We noticed that when the .observeOn() operator requests for items, it schedules a task on the provided scheduler (in our case it is the OnRescheduleNotifyMainScheduler) but from the current thread, which is also the main thread because we don’t have any .subscribeOn(backgroundScheduler) in our RxChain.

What if we add .subscribeOn() to the flow?

When we added it, it worked as it should. Makes sense, but why do some of our RxChains work fine and others are reported as issues even though they also have .subscribeOn(backgroundScheduler)? What’s the difference?



We added the .subscribeOn() operator to the middle of our chain and started debugging again.

publishProcessor

               .filter(this::isValid)

               .map(this::toViewModel)

   .subscribeOn(backgroundScheduler)

               .doOnNext(this::log)

   .observeOn(mainScheduler)

               .subscribe(view::render)

One thing we noticed that the position of the .subscribeOn() dictates if our custom scheduler will work or not. It the .subscribeOn() was before .observeOn() then the scheduler would not work ok, and if it were below, then everything would be fine.
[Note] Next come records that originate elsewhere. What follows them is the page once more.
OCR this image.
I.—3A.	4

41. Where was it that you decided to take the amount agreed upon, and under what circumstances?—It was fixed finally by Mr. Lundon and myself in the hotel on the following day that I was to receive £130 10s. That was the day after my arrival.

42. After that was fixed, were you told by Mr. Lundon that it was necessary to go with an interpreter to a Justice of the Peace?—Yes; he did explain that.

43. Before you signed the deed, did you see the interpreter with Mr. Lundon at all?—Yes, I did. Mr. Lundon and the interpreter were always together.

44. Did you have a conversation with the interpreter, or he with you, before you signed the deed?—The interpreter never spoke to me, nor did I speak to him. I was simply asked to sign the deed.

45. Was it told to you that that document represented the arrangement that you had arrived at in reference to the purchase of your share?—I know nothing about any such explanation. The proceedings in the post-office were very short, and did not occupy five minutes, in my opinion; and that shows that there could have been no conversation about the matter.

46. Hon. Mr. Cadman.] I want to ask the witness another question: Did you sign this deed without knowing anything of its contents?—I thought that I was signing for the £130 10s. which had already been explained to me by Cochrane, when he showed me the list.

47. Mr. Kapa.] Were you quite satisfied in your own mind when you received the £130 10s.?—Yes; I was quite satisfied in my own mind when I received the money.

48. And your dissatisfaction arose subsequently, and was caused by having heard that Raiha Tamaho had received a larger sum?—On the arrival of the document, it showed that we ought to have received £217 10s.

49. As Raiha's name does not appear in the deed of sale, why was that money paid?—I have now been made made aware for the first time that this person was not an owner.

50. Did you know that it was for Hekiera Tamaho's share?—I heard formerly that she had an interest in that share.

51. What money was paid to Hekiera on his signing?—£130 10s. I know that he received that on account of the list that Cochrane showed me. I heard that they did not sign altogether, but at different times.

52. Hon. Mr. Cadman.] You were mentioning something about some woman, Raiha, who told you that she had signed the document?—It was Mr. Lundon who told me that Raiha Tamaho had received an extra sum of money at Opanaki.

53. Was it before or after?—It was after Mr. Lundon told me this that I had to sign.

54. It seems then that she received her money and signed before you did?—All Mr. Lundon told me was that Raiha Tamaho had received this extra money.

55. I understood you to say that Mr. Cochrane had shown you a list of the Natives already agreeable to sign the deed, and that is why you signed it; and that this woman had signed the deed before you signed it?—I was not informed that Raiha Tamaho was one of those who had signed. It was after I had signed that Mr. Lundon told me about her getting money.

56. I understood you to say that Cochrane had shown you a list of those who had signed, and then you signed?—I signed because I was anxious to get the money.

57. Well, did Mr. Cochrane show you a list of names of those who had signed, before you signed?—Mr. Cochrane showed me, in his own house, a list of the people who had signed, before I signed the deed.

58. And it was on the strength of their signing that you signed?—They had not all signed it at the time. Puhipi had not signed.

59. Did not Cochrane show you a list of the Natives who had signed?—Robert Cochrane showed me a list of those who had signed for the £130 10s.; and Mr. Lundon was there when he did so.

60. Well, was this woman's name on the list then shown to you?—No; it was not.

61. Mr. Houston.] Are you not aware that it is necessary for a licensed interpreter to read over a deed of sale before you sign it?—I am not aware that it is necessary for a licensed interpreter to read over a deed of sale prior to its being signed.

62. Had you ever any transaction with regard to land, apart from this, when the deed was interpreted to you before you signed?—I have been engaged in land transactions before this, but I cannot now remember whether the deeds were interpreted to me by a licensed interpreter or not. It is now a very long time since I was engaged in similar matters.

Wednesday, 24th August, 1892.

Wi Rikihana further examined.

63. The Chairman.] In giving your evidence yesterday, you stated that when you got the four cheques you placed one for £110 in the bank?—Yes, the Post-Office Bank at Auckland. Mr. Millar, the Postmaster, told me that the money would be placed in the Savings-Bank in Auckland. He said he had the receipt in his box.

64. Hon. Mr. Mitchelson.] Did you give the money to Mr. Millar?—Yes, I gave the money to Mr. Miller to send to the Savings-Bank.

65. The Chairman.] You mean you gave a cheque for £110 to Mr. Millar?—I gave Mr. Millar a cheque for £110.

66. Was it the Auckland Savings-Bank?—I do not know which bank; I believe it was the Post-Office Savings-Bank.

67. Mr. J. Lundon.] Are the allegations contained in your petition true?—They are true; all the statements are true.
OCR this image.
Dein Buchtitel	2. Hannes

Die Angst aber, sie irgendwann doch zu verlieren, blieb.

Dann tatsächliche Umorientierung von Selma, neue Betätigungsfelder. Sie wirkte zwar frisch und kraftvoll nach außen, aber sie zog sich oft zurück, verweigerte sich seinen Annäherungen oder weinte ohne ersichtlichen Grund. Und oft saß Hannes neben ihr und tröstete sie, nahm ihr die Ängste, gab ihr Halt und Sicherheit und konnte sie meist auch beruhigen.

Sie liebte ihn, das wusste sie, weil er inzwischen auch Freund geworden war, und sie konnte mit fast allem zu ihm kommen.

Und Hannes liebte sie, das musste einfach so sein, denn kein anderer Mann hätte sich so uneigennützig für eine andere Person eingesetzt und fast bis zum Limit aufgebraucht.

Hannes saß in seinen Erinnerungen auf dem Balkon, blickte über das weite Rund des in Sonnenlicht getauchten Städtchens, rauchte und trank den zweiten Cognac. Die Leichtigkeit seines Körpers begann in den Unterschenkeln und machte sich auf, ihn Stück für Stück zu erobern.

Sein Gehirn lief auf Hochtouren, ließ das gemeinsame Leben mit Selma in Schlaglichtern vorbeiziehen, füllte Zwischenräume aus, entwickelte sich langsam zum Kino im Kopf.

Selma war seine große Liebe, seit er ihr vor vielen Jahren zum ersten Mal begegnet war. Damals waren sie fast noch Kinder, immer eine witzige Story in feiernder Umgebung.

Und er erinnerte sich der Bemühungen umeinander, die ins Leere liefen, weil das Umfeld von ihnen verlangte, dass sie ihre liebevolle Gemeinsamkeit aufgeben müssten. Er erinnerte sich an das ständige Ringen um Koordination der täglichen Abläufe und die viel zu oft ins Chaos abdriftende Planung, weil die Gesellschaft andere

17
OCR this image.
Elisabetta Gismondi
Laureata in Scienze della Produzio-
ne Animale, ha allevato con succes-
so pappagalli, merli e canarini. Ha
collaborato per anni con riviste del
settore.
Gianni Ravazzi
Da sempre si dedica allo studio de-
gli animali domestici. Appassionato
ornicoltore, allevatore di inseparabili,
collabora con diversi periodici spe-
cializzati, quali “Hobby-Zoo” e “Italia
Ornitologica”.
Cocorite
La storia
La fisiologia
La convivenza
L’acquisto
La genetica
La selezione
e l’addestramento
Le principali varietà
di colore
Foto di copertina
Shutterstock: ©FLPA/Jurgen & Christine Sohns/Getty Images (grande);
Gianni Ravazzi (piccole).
We dug deeper and came to this conclusion. SubscribeOn operator only switches the subscribing process to the desired thread, but that doesn’t mean the items will be emitted on that thread. We already said that the subscribing process consists of three steps, and the .subscribeOn() operator switches that three steps to the provided thread. It acts as if it is the last in the chain and when someone subscribes to it, it immediately calls onSubscribed() on the downstream. It subscribes to the upstream when the downstream requests items from it, and that subscribe() method call is on the provided thread.

What did we learn?

It actually makes sense to put your .subscribeOn() as close to the .subscribe() as you can. Ideally just above it, because then the whole subscribing process is done on the provided thread and not on the main thread. Also, then our OnRescheduleNotifyMainScheduler works fine and “complains” if we are doing some extra work on the main thread which we don’t want to.

  • This is a useful look into RxChains. Is this issue at the heart of ‘Hot’ vs ‘Cold’ observables? In other words, `PublishProcessor` is hot.